The shutdown now also hangs during a resync. So it behaves
inconsistently. I update the subject and the description to reflect
this.
** Summary changed:
- Reboot hangs once RAID1 resynced
+ Shutdown hangs in md kworker after "Reached target Shutdown."
** Description changed:
I'm booting a fully patched 16.04 from an Intel Rapid Storage Technology
enterprise RAID1 volume (ThinkServer TS140 with two SATA
ST1000NM0033-9ZM drives, ext4 root partition, no LVM, UEFI mode).
- If the RAID volume is recovering or resyncing for whatever reason, then
- `sudo systemctl reboot` and `sudo systemctl poweroff` work fine (I had
- to `sudo systemctl --now disable lvm2-lvmetad lvm2-lvmpolld
- lvm2-monitor` in order to consistently get that). However, once the
- recovery/resync is complete and clean, the reboot and poweroff commands
- above hang forever after "Reached target Shutdown.". Note that issuing
- `sudo swapoff -a` beforehand (suggested in the bug #1464917) does not
- help.
+ If the RAID volume is recovering or resyncing for whatever reason, then `sudo
systemctl reboot` and `sudo systemctl poweroff` work fine (I had to `sudo
systemctl --now disable lvm2-lvmetad lvm2-lvmpolld lvm2-monitor` in order to
consistently get that). However, once the recovery/resync is complete and
clean, the reboot and poweroff commands above hang forever after "Reached
target Shutdown.". Note that issuing `sudo swapoff -a` beforehand (suggested in
the bug #1464917) does not help.
+ [EDIT]Actually, the shutdown also hangs from time to time during a resync.

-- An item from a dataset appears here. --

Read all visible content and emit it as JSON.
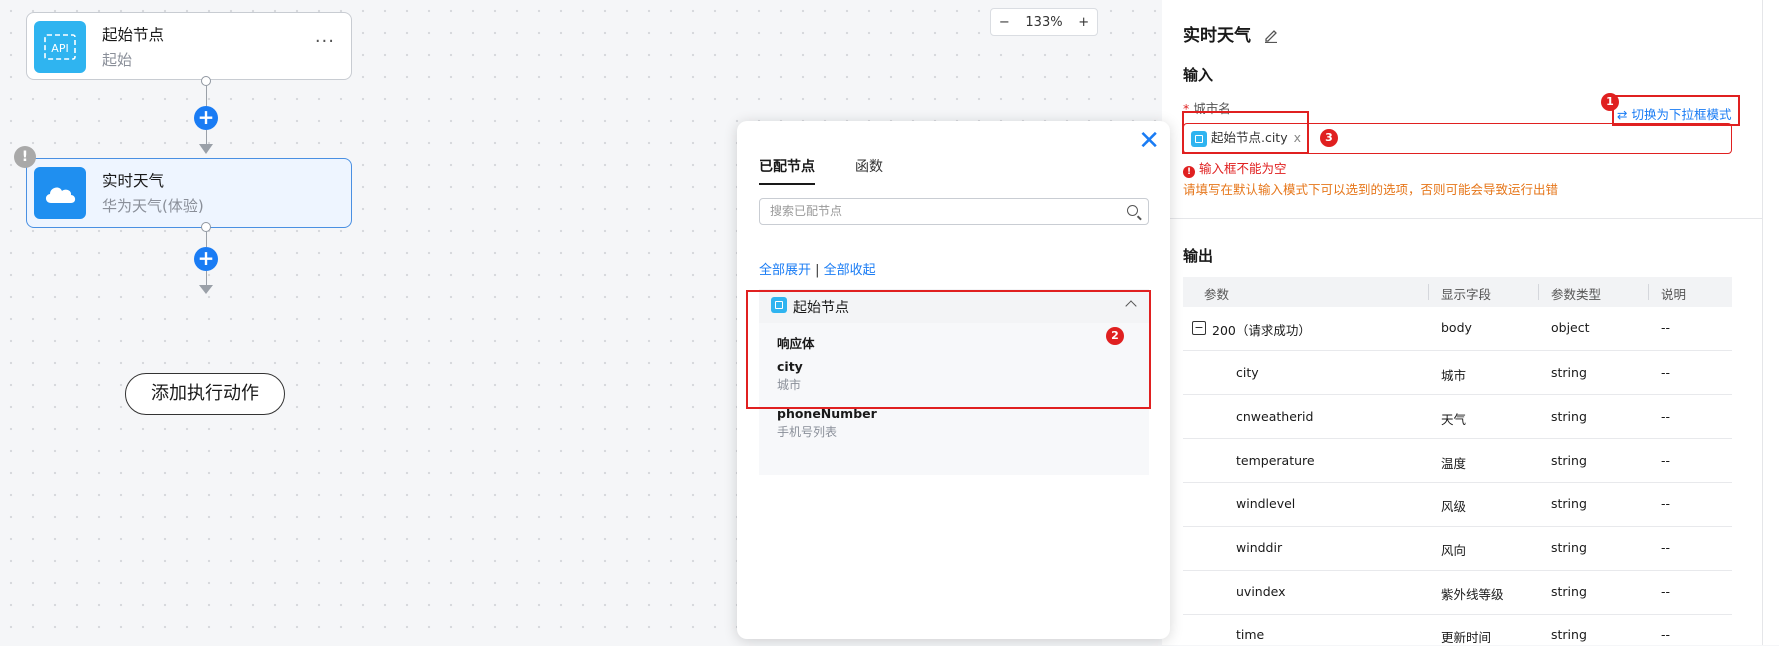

But I've never seen it succeed once the resync is complete.[/EDIT]
Then, if the server has been forcibly restarted with the power button,
the Intel Matrix Storage Manager indicates a "Normal" status for the
RAID1 volume, but Ubuntu then resyncs the volume anyway:
[1.223649] md: bind
[1.228426] md: bind
[1.230030] md: bind
[1.230738] md: bind
[1.232985] usbcore: registered new interface driver usbhid
[1.233494] usbhid: USB HID core driver
[1.234022] md: raid1 personality registered for level 1
[1.234876] md/raid1:md126: not clean -- starting background reconstruction
[1.234956] input: CHESEN USB Keyboard as
/devices/pci:00/:00:14.0/usb3/3-10/3-10:1.0/0003:0A81:0101.0001/input/input5
[1.236273] md/raid1:md126: active with 2 out of 2 mirrors
[1.236797] md126: detected capacity change from 0 to 1000202043392
[1.246271] md: md126 switched to read-write mode.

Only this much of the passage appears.